In Reaktion auf den dritten Vorwurf sagte das russische Unternehmen zu, keinen Schadenersatz von seinen bulgarischen Partnern zu fordern, nachdem der Bau der geplanten South-Stream-Pipeline von Russland durch Bulgarien in die EU eingestellt worden ist...
Aber der Schritt wurde in Russland erwartet. Denn die EU ist mit Abstand der profitabelste Markt des Versorgers. Ihn muss er sich erhalten, fast um jeden Preis.“ (FAZ, 14.03.17)

Die unüberhörbare Selbstzufriedenheit in der Meldung des Frankfurter Qualitätsjournalismus ist ein deutlicher Verweis darauf, wie erfolgreich Europa nun die manifeste Abhängigkeit Russlands von seinem „profitabelsten Markt“ ausgenützt hat: Durch Diversifizierung der Bezugsquellen, auch durch den Ausbau der alternativen Energien ist der Druck auf die Gaslieferanten erhöht und Gazprom zur Kapitulation auf ganzer Linie gezwungen worden, um seine Anteile auf dem europäischen Markt zu erhalten. Die Energieexporte bilden schließlich die entscheidenden Devisenquellen dieser Nation; Russland lebt vom Energiegeschäft, ist von seinen Abnehmern also ganz anders abhängig als umgekehrt, und das auch in Bezug auf den Transportweg: Die Profitabilität dieses notwendigen Geschäfts für Russland hängt ganz entscheidend daran, dass es die Verbindung von der Quelle zum Markt schon seit Jahren gibt. Bei der leitungsgebundenen Energie lässt sich der Stoff auch nicht einfach woandershin verkaufen.

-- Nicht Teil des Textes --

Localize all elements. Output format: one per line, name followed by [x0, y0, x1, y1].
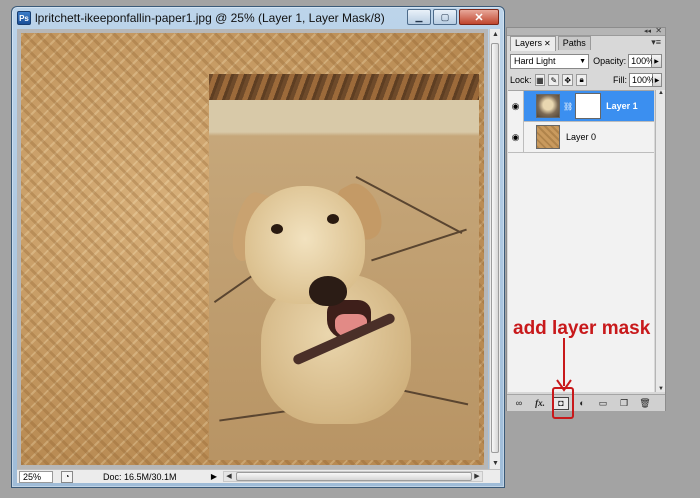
tab-paths[interactable]: Paths [557, 36, 591, 50]
close-icon[interactable]: ✕ [459, 9, 499, 25]
panel-menu-icon[interactable]: ▾≡ [651, 37, 661, 48]
scroll-down-icon[interactable]: ▼ [656, 386, 666, 392]
canvas-image [21, 33, 484, 465]
canvas-area[interactable] [17, 29, 488, 469]
scroll-up-icon[interactable]: ▲ [656, 90, 666, 96]
photoshop-doc-icon: Ps [17, 11, 31, 25]
opacity-field[interactable]: 100% [628, 54, 654, 68]
layer-row-layer-0[interactable]: ◉ Layer 0 [508, 121, 654, 153]
trash-icon[interactable]: 🗑︎ [637, 397, 653, 410]
panel-close-icon[interactable]: ✕ [655, 26, 662, 35]
scroll-down-icon[interactable]: ▼ [490, 458, 501, 469]
eye-icon[interactable]: ◉ [508, 90, 524, 122]
blend-mode-select[interactable]: Hard Light ▼ [510, 53, 590, 69]
status-info-icon[interactable]: ◔ [61, 470, 73, 483]
vertical-scrollbar[interactable]: ▲ ▼ [489, 29, 500, 469]
document-titlebar[interactable]: Ps lpritchett-ikeeponfallin-paper1.jpg @… [12, 7, 504, 29]
layer-mask-thumbnail[interactable] [575, 93, 602, 119]
layers-scrollbar[interactable]: ▲ ▼ [655, 90, 665, 392]
lock-label: Lock: [510, 75, 532, 85]
layer-thumbnail [536, 125, 560, 149]
tab-close-icon[interactable]: ✕ [544, 39, 551, 48]
lock-all-icon[interactable]: 🔒︎ [576, 74, 588, 86]
annotation-arrow [552, 338, 574, 419]
chain-link-icon[interactable]: ⛓ [563, 102, 573, 111]
doc-size-label: Doc: 16.5M/30.1M [103, 471, 177, 482]
tab-layers[interactable]: Layers ✕ [510, 36, 556, 51]
eye-icon[interactable]: ◉ [508, 121, 524, 153]
lock-transparent-icon[interactable]: ▦ [534, 74, 546, 86]
minimize-icon[interactable]: ▁ [407, 9, 431, 25]
opacity-label: Opacity: [593, 56, 627, 66]
dog-photo [209, 74, 479, 460]
scroll-right-icon[interactable]: ▶ [472, 472, 482, 481]
panel-header[interactable]: ◂◂ ✕ [507, 26, 665, 36]
fill-field[interactable]: 100% [629, 73, 655, 87]
layer-thumbnail [536, 94, 560, 118]
zoom-field[interactable]: 25% [19, 470, 53, 483]
status-bar: 25% ◔ Doc: 16.5M/30.1M ▶ ◀ ▶ [17, 469, 500, 483]
scroll-up-icon[interactable]: ▲ [490, 29, 501, 40]
lock-paint-icon[interactable]: ✎ [548, 74, 560, 86]
chevron-down-icon: ▼ [579, 57, 587, 65]
new-group-icon[interactable]: ▭ [595, 397, 611, 410]
document-title: lpritchett-ikeeponfallin-paper1.jpg @ 25… [35, 11, 385, 25]
status-menu-arrow-icon[interactable]: ▶ [209, 472, 219, 481]
layer-name: Layer 1 [606, 101, 638, 111]
fill-label: Fill: [613, 75, 628, 85]
link-layers-icon[interactable]: ∞ [511, 397, 527, 410]
scroll-left-icon[interactable]: ◀ [224, 472, 234, 481]
lock-move-icon[interactable]: ✥ [562, 74, 574, 86]
maximize-icon[interactable]: ▢ [433, 9, 457, 25]
collapse-icon[interactable]: ◂◂ [644, 27, 651, 35]
opacity-slider-arrow-icon[interactable]: ▶ [652, 54, 662, 68]
layer-name: Layer 0 [566, 132, 597, 142]
horizontal-scrollbar[interactable]: ◀ ▶ [223, 471, 483, 482]
fill-slider-arrow-icon[interactable]: ▶ [653, 73, 662, 87]
document-window: Ps lpritchett-ikeeponfallin-paper1.jpg @… [11, 6, 505, 488]
new-layer-icon[interactable]: ❐ [616, 397, 632, 410]
layer-row-layer-1[interactable]: ◉ ⛓ Layer 1 [508, 90, 654, 122]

Dem imperialistischen Ideal, Russland auf den Status eines großen Rohstoffreservoirs der EU zu reduzieren, ist man also schon sehr viel näher gekommen, Gazprom und damit Russland sind um ein paar Köpfe kleiner gemacht, und darin sieht die deutsche Führung offenkundig die besten Voraussetzungen für ihre doppelgleisige Politik gegeben: Auf der einen Seite setzt sie die Politik der Bestrafung Russlands durch die Wirtschaftssanktionen ungerührt fort, auf der anderen Seite nimmt sie sich alle Freiheit, Russland mit einer neuen Transportlinie für die Stärkung der deutschen Machtposition im Energiegeschäft mitten in Europa zu funktionalisieren.[4] Und drittens gestattet sie damit Russland, aber auch sich selbst, die Ukraine aus dem Gasgeschäft auszuschalten.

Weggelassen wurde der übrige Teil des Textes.